Fear hurt me and it can also lead us to hurt others. I attended the Southeast UCC conference on racial justice and a lot of the focus on race issues is often on very consciously done, very obvious, hate or prejudice. We were read an official government document created after World war two about the neighborhoods in Milwaukee that was pretty upfront about which ethnic groups the government thought were a threat. There were the usual scapegoats: The black and Jewish populations. But it also reminded me that when fear and hate is tolerated against whole groups it always spreads out like a fire. A third group listed lived in a certain area in the south side of Milwaukee which is exactly where my Husband’s grandparents lived. The document called them the “Polish infiltration”.  I did tell my husband that if he ever needed a wrestling name as you do on occasion, he could be the Polish infiltrator.

But sometimes it is not conscious hate but mere discomfort, discomfort that maybe even the person is not aware that they have, that can still end up hurting people. Labor market studies have shown that often racial minorities and others that are considered different such as those with disabilities are less likely to get interviews or hired for jobs even when they are qualified.  For example, In a Harvard study, researchers sent out 1,600 resumes for fake male applicants to jobs appropriate for that resume to different sections of the United States. The resumes were the same except that some hinted that the applicant might be African American and others that the applicant might be white. For example by having the name of the applicant be Jamal Johnson vs. Jack Johnson. The researchers then tracked how many were invited for interviews.  In the end 25% of “white” resumes received call backs while only 10% of African American resumes were. I assume the people reviewing the resumes in the studies weren’t consciously going “grrrrrr how daaare you apply to this job black person or deaf person” or whatever the issue was in that particular study. Well probably a few were unfortunately But  it’s likely that when called to make a decision as to who to call back, the person might have told themselves something like the applicant wasn’t  “a good fit” as if it was the applicant that was at fault, but really it was because they were made uncomfortable when envisioning having this person as a coworker.
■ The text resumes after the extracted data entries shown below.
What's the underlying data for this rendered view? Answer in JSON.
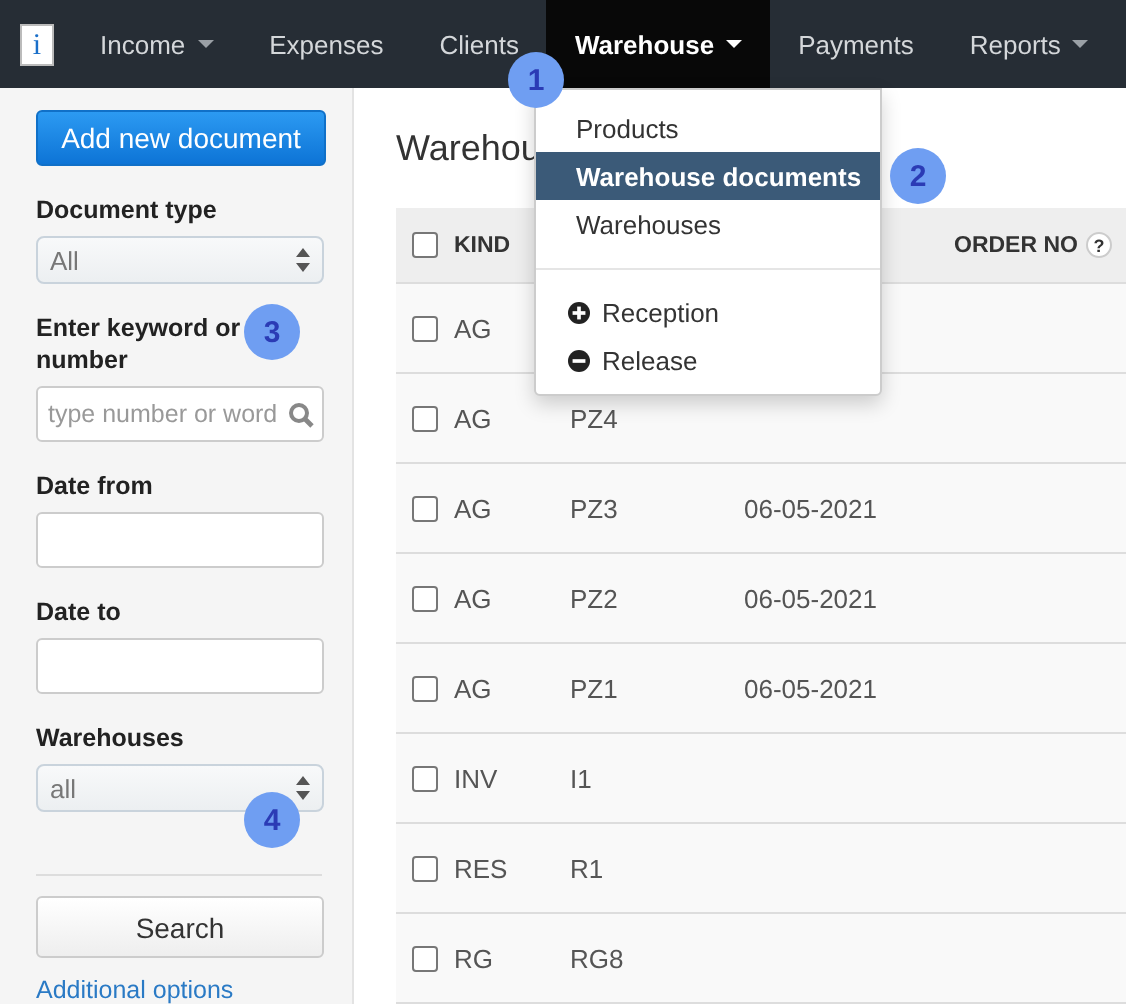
{
  "nav": {
    "logo": "i",
    "items": [
      {
        "label": "Income",
        "dropdown": true,
        "selected": false
      },
      {
        "label": "Expenses",
        "dropdown": false,
        "selected": false
      },
      {
        "label": "Clients",
        "dropdown": false,
        "selected": false
      },
      {
        "label": "Warehouse",
        "dropdown": true,
        "selected": true
      },
      {
        "label": "Payments",
        "dropdown": false,
        "selected": false
      },
      {
        "label": "Reports",
        "dropdown": true,
        "selected": false
      }
    ]
  },
  "menu": {
    "items": [
      {
        "kind": "link",
        "label": "Products",
        "selected": false
      },
      {
        "kind": "link",
        "label": "Warehouse documents",
        "selected": true
      },
      {
        "kind": "link",
        "label": "Warehouses",
        "selected": false
      },
      {
        "kind": "divider"
      },
      {
        "kind": "action",
        "label": "Reception"
      },
      {
        "kind": "action",
        "label": "Release"
      }
    ]
  },
  "sidebar": {
    "add_button": "Add new document",
    "fields": [
      {
        "kind": "select",
        "label": "Document type",
        "value": "All"
      },
      {
        "kind": "search",
        "label": "Enter keyword or number",
        "placeholder": "type number or word"
      },
      {
        "kind": "text",
        "label": "Date from"
      },
      {
        "kind": "text",
        "label": "Date to"
      },
      {
        "kind": "select",
        "label": "Warehouses",
        "value": "all"
      }
    ],
    "search_button": "Search",
    "link": "Additional options"
  },
  "main": {
    "title": "Warehou",
    "select_all_checked": false,
    "columns": [
      {
        "label": "KIND",
        "help": false
      },
      {
        "label": "ORDER NO",
        "help": true,
        "help_text": "?"
      }
    ],
    "rows": [
      {
        "checked": false,
        "kind": "AG"
      },
      {
        "checked": false,
        "kind": "AG",
        "number": "PZ4"
      },
      {
        "checked": false,
        "kind": "AG",
        "number": "PZ3",
        "date": "06-05-2021"
      },
      {
        "checked": false,
        "kind": "AG",
        "number": "PZ2",
        "date": "06-05-2021"
      },
      {
        "checked": false,
        "kind": "AG",
        "number": "PZ1",
        "date": "06-05-2021"
      },
      {
        "checked": false,
        "kind": "INV",
        "number": "I1"
      },
      {
        "checked": false,
        "kind": "RES",
        "number": "R1"
      },
      {
        "checked": false,
        "kind": "RG",
        "number": "RG8"
      }
    ]
  },
  "badges": [
    "1",
    "2",
    "3",
    "4"
  ]
}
Moving over to the higher level or fear, True fear, when it happens too often, it can actually kill.  There has been a lot of research into the effect of trauma on children and its long term consequences. Maybe some of you have heard about this it is called trauma informed care and measured using Adverse Childhood Experiences or ACES .  Researchers found that people who said that they had had 2 or more kinds of traumatic experiences as a child ( physical abuse, neglect, loss of a parent)had a much greater risk of heart attack along with other health problems. This is partly because such a person is also often not shown positive coping mechanisms and thus may turn to harmful coping mechanisms instead. But also because when the true fear response gets triggered those hormones and things that I talked about getting released, are useful in emergencies but harmful long term to your body especially when exposed to a young, developing brain and body.

Let me just make sure to say if you have had two or more, you are not doomed.  If you have one or zero you also are not doomed because for all of us God and love are here to help out.
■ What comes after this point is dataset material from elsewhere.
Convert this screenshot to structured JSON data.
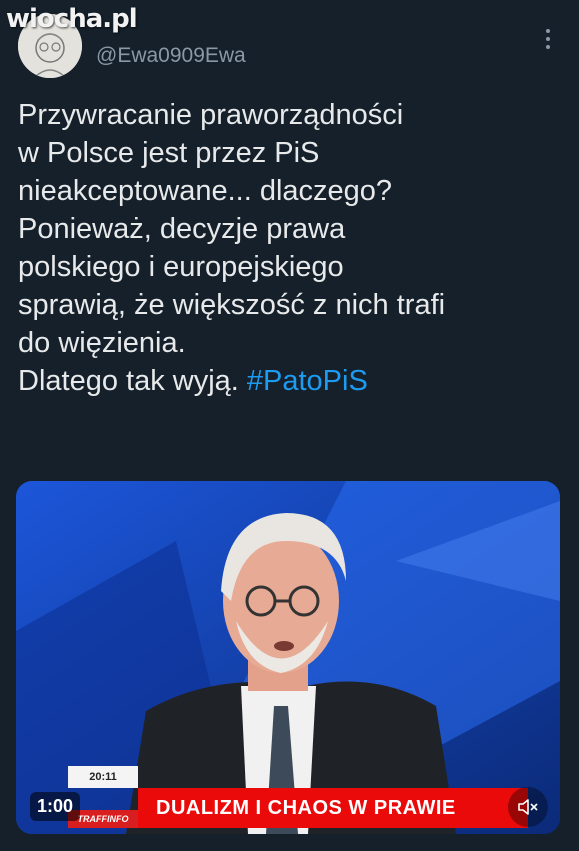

Starting with those huge overarching existential fears such as: Is there meaning in existence? We know that God exists and because of him we know there is justice and meaning and love and that those things ultimately will prevail.

At the next level still super important are the very worst things that can happen in our mortal lives i.e. someone is sick, someone has died, we are lonely etc. we know that at all times we are never really alone. God is with us, he cares about us and will always be there listen to our fears. The trauma studies showed that certain people while exposed to trauma will not suffer the effects because they were given an underlying resilience or strength that buoys them up. I am a zero on the scale (thanks again Mom!) but I know people who are 5’s, 7’s etc. who are much better adjusted people than I am which I can’t figure out frankly…but. Plus (as mentioned in my last sermon Why go to Church, true classic) I think it’s obvious that God told us to worship with others so that we could meet each other and not only have lovely potlucks together but also so that we can form a life raft of love with God to help keep each other above water. In fact, the same trauma studies in children found that if a child that had suffered trauma had a supportive adult in their life whether a parent, grandparent, or even a teacher or coach if the adults at home were not a help,  that the negative effects of trauma could be lessened or mitigated.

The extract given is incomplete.